A wide range of wild and cultivated crops are an important genetic resource for the food and agriculture in Albania. The FAO project has collected in the Country’ Plant Genetic Bank more than 500 wild and cultivated crops’ seeds.

In recent years, though, changes in land use, higher rates of urbanization and emigration, and changing climatic conditions have caused the genetic erosion of locally adapted varieties – in both major and minor crops.
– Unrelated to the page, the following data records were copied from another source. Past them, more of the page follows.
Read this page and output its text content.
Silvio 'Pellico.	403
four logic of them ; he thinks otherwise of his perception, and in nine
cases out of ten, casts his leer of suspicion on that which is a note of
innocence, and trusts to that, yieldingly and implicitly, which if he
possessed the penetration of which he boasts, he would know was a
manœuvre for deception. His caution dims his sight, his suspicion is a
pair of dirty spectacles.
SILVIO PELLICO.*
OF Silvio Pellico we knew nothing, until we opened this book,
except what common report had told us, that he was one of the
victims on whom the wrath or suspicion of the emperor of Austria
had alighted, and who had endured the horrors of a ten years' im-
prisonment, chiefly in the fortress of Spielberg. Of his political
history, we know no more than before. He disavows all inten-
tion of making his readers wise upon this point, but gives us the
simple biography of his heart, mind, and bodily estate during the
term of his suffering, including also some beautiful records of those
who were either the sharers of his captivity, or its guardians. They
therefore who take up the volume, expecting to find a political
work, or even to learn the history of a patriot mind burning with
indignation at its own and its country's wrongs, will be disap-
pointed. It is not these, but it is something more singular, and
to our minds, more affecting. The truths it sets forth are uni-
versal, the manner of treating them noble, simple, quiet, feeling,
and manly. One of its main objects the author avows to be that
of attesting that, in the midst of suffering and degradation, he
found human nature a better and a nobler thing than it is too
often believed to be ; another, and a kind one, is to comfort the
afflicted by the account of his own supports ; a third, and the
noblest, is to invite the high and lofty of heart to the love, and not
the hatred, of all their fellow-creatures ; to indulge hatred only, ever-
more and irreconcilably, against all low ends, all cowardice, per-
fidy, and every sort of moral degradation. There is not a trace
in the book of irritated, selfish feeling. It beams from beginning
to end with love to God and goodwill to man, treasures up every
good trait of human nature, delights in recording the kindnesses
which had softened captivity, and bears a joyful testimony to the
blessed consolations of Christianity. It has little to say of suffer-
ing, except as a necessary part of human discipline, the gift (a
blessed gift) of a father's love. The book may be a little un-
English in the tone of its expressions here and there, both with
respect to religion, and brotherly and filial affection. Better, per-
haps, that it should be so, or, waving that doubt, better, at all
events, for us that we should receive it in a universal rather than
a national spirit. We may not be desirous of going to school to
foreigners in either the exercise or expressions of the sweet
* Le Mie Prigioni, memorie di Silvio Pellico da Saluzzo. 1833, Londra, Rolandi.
“The genetic variation that exists in cultivated varieties of crops serves as the basis for agricultural development and food security,” said Stefano Diulgheroff, FAO information management officer. “If local crop diversity were to decline, or even worse be lost, it would jeopardize the country’s ability to increase yields, develop quality products and adapt and expand agricultural practices.”

With support from Albania’s Ministry of Agriculture, Rural Development and Water Management, and from the Agricultural University of Tirana, the project put many activities in motion. Professionals were trained on how to apply geo-referencing tools to monitor and manage endangered and locally adapted crop varieties. Crop diversity of selected crops was documented. Germplasm from crops and their important wild relatives was collected and stored in long-term conservation facilities. State-of-the-art technology was used for data gathering, data sharing, and mapping the distribution of genetic diversity.

Finally, this knowledge was used to develop a National Information Sharing Mechanism for monitoring crop diversity in Albania with the contribution of the Albanian University of Tirana and the Agriculture Technology Transfer Centres.

“This project, and the establishment of this networking mechanism, is only the beginning,” said Jetika Spahiu, specialist in extension and technologies with the Ministry of Agriculture. “This improved and resilient system for managing local varieties will contribute directly to the preservation of existing plant resources which serve as the basis for the sustainable intensification of crop production, and to sound policies for the years to come.”

The newly established Coordination Council on Plant Genetic Resources will focus on the preparation of a National Strategy and Implementation Programme on Plant Genetic Resources. An important part of this program will be the improvement of legal framework and the financial support of the farmers through subsidy schemes.

At the final workshop, experts from the Albanian Genetic Resources Centre, the Agricultural University of Tirana, and FAO will make presentations on the project’s achievements, on management and ongoing use of the National Information Sharing Mechanism, and follow-up to the project.